Blanchard, like so many in Social Media Marketing, worships at the feet of our Ford. Many of his examples connections, reviews come from major companies – companies such as Ford. For example, on page 23, Blanchard discusses the head of Ford’s Social Media strategy (Scott Monty) and how Ford reacted to the negative PR about the auto industry bail-out’s. Ford wasn’t a recipient, yet its brand was damaged, so Monty went into social media overdrive to address brand damage during the financial crisis. Is this important? Yes? Is it relevant to a small business? Not so much. Few of us have a brand as big and powerful as Ford, and few of us are ever even close to receiving Tarp money.

Why is this relevant? The issue is that the examples drawn in this book, plus in many others, draw on high profile names and brands (names and brands that help authors sell books, give books credibility by name-dropping…) but ultimately are not very relevant to small businesses.

Small businesses need social media advice on issues such as how to respond to a negative review on Yelp, how to get to the page 1 of a Google search using Google Places, how to get your products into Google Merchant Center, or the tricks and tips to success of review marketing on Amazon.com. In this, the book disappoints because it worships at the feet of our Ford.

Furthermore, much of the book is really addressed to large companies, with large teams, and large brand issues. Many chapters read at a very high level, executive discussion – when most small businesses need hands-on, direct advice on how to implement social media marketing. Is this bad? Not particularly. But if you are a small business struggling with social media marketing, much of this book is clearly not written for you.
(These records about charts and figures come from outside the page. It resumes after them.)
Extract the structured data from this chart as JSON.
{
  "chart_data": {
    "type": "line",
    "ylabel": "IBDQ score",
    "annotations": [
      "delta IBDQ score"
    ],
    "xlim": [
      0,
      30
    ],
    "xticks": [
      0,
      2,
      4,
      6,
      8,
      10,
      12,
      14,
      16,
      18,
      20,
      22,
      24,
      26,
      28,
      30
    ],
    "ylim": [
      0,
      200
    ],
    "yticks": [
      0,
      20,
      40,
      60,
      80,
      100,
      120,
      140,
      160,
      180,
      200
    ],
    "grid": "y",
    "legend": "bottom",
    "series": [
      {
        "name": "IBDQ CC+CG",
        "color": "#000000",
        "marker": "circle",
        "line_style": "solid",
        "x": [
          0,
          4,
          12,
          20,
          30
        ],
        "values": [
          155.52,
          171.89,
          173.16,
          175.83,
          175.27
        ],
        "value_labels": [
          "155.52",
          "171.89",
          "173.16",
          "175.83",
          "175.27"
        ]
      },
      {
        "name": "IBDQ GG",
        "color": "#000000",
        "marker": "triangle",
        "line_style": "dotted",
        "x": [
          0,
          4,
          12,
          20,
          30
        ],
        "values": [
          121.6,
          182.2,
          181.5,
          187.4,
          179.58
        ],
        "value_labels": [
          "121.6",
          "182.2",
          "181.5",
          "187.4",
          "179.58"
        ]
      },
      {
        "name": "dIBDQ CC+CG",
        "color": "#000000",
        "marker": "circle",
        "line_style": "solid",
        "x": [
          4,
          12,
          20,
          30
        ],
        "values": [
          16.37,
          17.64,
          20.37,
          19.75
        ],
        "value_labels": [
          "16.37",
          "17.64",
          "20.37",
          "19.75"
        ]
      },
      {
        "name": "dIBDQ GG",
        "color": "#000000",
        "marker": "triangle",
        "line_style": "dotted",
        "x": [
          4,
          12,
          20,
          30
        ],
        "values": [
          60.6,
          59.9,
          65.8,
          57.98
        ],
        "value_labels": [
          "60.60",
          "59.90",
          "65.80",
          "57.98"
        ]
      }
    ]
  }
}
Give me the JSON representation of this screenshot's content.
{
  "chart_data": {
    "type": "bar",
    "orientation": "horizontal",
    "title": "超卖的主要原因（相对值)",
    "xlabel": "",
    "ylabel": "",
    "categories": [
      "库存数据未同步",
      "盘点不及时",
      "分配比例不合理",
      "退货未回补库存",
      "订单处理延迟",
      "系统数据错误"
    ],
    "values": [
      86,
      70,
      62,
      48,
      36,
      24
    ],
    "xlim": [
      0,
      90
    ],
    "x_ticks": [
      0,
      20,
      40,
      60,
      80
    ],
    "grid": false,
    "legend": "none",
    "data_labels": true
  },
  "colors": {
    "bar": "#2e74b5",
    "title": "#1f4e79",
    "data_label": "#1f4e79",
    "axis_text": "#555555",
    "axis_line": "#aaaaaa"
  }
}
It’s written for executives at multinational corporations such as Ford, not the mom-and-pop watch shop in New York City that needs to encourage Yelp reviews.

Back to ROI Measurement

Leaving aside the middle chapters, focused on more abstract, big company issues, Blanchard returns to the topic that best propels his book to your attention: ROI, and the measurement of social media marketing ROI. His high-level advice is very good for companies, big and small –

  • Keep an eye on objectives and targets
  • Monitor, measure, report.
  • Maintain a list of everything you can measure.
  • Maintain a list of everything you must measure.
  • Test, measure, learn, adapt, repeat.

The final measurement chapters have great food-for-thought examples, such as connecting changes in sales performance with social media mentions. They lack a clear list of tools for measurement (especially free social media marketing tools), as well as a clear “to do” list that connects abstract concepts to practical measurement. That said, the ROI discussion is one of the first I have seen in a book, and therefore this book will stay on my Social Media Marketing bookshelf – as a remember to a) not worship at the feet of Ford, and b) measure everything!